| Re .0
Let me see if I understand what you are asking.
You want to sort some data. It has multiple keys, some numeric
(floating point, i.e., real numbers) and some character. So the
comparison is something like record a < record b means:
(numeric) field 1 of record a < field 1 of record b
if equal, then break ties by
(character) field 2 of record a < field 2 of record b
The (quicksort?) sort that you are using has some problems due to
the initial ordering of your records.
So you want to:
hash all of the fields of each record
sort based on the value of the hash function (an integer)
use a very fast sort for integers to do this
and
have this sort result in the same order as doing it
the hard way does.
I suppose that you can do the first three fairly easily, but I
doubt very much that you will be able to come up with a hash function
to "small" integers [say, four bytes] such that
record a < record b if and only if hash(a) < hash(b)
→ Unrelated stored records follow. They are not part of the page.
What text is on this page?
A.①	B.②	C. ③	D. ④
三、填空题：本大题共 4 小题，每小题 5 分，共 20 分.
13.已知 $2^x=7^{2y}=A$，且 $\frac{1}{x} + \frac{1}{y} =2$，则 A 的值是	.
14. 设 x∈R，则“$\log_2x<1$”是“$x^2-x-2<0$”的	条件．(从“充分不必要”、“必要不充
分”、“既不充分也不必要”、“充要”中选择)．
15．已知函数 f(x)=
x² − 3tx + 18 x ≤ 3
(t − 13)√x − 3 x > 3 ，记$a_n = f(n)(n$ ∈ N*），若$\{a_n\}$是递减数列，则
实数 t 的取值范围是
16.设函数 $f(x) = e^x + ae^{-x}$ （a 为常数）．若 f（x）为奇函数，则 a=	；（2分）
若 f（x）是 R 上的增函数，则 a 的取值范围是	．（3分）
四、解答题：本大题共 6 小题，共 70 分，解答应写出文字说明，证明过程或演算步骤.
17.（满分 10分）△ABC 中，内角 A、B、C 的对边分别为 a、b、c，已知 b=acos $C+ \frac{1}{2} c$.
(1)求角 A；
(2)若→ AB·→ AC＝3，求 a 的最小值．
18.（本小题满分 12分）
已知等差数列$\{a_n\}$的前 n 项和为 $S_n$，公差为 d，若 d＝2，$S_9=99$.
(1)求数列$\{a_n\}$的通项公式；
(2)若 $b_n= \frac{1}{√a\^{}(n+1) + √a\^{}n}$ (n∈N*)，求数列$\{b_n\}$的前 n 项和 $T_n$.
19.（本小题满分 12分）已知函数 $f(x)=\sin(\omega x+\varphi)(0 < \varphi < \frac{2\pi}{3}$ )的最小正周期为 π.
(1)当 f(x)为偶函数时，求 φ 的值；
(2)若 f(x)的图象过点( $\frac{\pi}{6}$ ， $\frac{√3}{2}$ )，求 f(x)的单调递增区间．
The only hash function that I could think of that would work is:
Take the first field, we I have assumed is numeric.
Can you compare floating point numbers on a VAX as though
they were integers? If so, the "sub hash" of this field
is the number itself. If not, the "sub hash" is, say,
the sign of the number (one bit) followed by the exponent
followed by the "mantissa". Either way, this sub hash is
at least as many bits as the field itself.
Take the next field, a character field. It's sub hash is
as long as the longest possible string. Each byte of the
sub hash is the "collating index" of that byte (character)
of the field.
Do this for each field.
Lay the bytes all together, like a thousand bit integer :-(
Sort these using your integer sort algorithm, which must
be rewritten to use such large "integer"'s.
There are lots of hash functions that will scrunch many long fields
into a small integer, but those will not be "order preserving".
To do that practically forces the length of the hash to be roughly
the length of all of the fields.
It would be wonderful if it worked, but I can only envision it
working if you have a FIXED set of n items KNOWN IN ADVANCE, and
you write a program to search for a hash function that takes the
items and yields a "hash" of 1 for the first item, 2 for the second,
etc. It may run for a long time, but if it works you have a valuable
hash function. If you hash n items into the numbers 1 to 100n in an
order preserving way then you still have a valuable hash function.
It would probably make up for the time spent searching for it ...
...but if tomorrow you add another item, ...
... you get to start searching all over again. )-:
Dan
|